Tonight I had the back door open, sun streaming through the screen door. I bustled about prepping food for my indoor dog and cat family of 10, adding supplements, medications etc, as they patiently waited… It all felt so normal, everyday, and grounding. They have no idea what we are all worrying about. They all had a wonderful day out in the sun and wanted their food. Their lives haven’t changed a bit yet (and hopefully won’t) but ours have. Maybe forever, as I worry this virus will touch everyone of us directly or indirectly.

How do you fight an invisible enemy? Of course social distancing, quarantine, limit exposure, travel etc… But how do you handle the mental effects? How do you manage the fear, anxiety, worry, the unknown? How do you balance normal with abnormal? How do you live in the shadow of this thing? How do you prepare for the future when we don’t know what it holds? How do you plan financially when you stand to lose it all? Then what?

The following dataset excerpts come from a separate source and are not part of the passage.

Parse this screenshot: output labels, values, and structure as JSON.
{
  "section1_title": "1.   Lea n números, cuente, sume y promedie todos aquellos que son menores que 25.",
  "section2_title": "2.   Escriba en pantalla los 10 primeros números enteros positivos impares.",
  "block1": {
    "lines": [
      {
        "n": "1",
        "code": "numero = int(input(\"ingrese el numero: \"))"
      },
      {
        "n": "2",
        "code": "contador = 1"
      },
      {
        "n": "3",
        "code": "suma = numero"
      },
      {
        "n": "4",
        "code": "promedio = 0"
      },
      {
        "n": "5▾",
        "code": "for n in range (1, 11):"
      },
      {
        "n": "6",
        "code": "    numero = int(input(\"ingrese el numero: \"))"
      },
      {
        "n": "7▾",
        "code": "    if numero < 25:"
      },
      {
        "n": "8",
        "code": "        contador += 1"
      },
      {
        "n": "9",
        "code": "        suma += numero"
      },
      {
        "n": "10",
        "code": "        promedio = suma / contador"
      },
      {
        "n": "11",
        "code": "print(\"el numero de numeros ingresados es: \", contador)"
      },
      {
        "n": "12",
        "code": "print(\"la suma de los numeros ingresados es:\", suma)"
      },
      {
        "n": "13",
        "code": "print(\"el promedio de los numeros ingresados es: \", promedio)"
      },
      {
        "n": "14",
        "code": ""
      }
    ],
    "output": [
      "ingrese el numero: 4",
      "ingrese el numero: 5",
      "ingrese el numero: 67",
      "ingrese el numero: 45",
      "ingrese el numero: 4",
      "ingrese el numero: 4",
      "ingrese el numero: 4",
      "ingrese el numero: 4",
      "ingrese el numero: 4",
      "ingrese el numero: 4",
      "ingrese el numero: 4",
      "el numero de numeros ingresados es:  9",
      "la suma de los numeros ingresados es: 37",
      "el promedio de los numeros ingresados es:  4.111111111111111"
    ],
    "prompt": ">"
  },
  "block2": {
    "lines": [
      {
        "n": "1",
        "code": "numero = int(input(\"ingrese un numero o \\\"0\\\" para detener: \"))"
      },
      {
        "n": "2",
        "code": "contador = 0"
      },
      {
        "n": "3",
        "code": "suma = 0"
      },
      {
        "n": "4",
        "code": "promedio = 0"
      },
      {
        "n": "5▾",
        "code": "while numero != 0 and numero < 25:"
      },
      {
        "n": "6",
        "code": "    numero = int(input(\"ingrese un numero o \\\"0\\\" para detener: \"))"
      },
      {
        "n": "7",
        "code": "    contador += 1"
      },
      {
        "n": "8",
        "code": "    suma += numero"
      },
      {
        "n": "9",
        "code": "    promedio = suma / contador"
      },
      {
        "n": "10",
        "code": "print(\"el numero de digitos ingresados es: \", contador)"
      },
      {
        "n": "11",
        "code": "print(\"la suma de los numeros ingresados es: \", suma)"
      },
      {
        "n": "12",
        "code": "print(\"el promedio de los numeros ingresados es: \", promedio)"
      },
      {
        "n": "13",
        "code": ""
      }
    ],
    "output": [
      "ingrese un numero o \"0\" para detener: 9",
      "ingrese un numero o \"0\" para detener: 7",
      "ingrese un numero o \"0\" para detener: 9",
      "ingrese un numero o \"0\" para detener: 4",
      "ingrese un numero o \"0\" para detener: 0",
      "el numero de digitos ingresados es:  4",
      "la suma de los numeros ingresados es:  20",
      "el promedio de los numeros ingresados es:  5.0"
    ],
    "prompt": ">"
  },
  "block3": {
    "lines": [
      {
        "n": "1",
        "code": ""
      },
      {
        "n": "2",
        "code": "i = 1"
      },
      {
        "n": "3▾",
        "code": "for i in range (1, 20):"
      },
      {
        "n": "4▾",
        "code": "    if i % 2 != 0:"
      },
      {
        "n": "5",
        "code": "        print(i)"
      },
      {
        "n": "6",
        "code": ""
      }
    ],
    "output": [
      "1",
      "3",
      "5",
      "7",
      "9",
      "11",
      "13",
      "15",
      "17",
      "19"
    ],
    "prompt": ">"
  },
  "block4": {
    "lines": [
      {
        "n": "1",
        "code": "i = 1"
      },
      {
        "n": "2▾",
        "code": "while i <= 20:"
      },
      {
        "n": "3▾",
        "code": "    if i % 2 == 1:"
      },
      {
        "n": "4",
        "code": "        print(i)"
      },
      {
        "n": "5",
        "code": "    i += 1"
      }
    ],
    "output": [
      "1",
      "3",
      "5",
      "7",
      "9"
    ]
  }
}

This is heavy stuff for all of us… It’s unchartered territory and is both uniting and dividing us. My heart goes out to each and everyone of you who is struggling right now. I have no advice… I have no previous history or knowledge to draw from. None of us do. I think it’s literally one step at a time and one day at a time. Reach out to friends and loved ones, stay connected. Be generous, unselfish and kind. Live. Because that’s all we can do at the moment. That may be the only way we fight back.

Love, light and hugs, from a respectful distance away, to all of you 💜

About Natasha Osborn

I live in Montana with 5 dogs, 3 cats 2 horses, and 2 goats. I am so lucky to live in such a stunning place and appreciate all of the beauty that surrounds me to its fullest. I hike, bike and ride all over the foothills and mountains every day and appreciate every moment. I also am lucky to have some truly stupendous dogs who accompany me on my hikes and also are my agility partners. They are amazing friends, partners and companions!
This entry was posted in Uncategorized. Bookmark the permalink.

3 Responses to Pandemic

  1. Dana Osborn says:

    Beautifully expressed Natasha, as always. I feel you. Visualizing a positive future and binging in that resonance as best I can is the only way I know how to cope myself. As a keen observer of nature, its wildlife and all its beauty is the “how to” you are blessed with along with your family of pets who, as you say, don’t feel anxious at all! Anxiety it the fear projection of a negative future and you know, our thoughts create things.

  2. Thanks, Dana….I had posted this on FB a year ago and transfered it to WP to keep it as it was a historic time and strangely unsettling. Something to save a remember.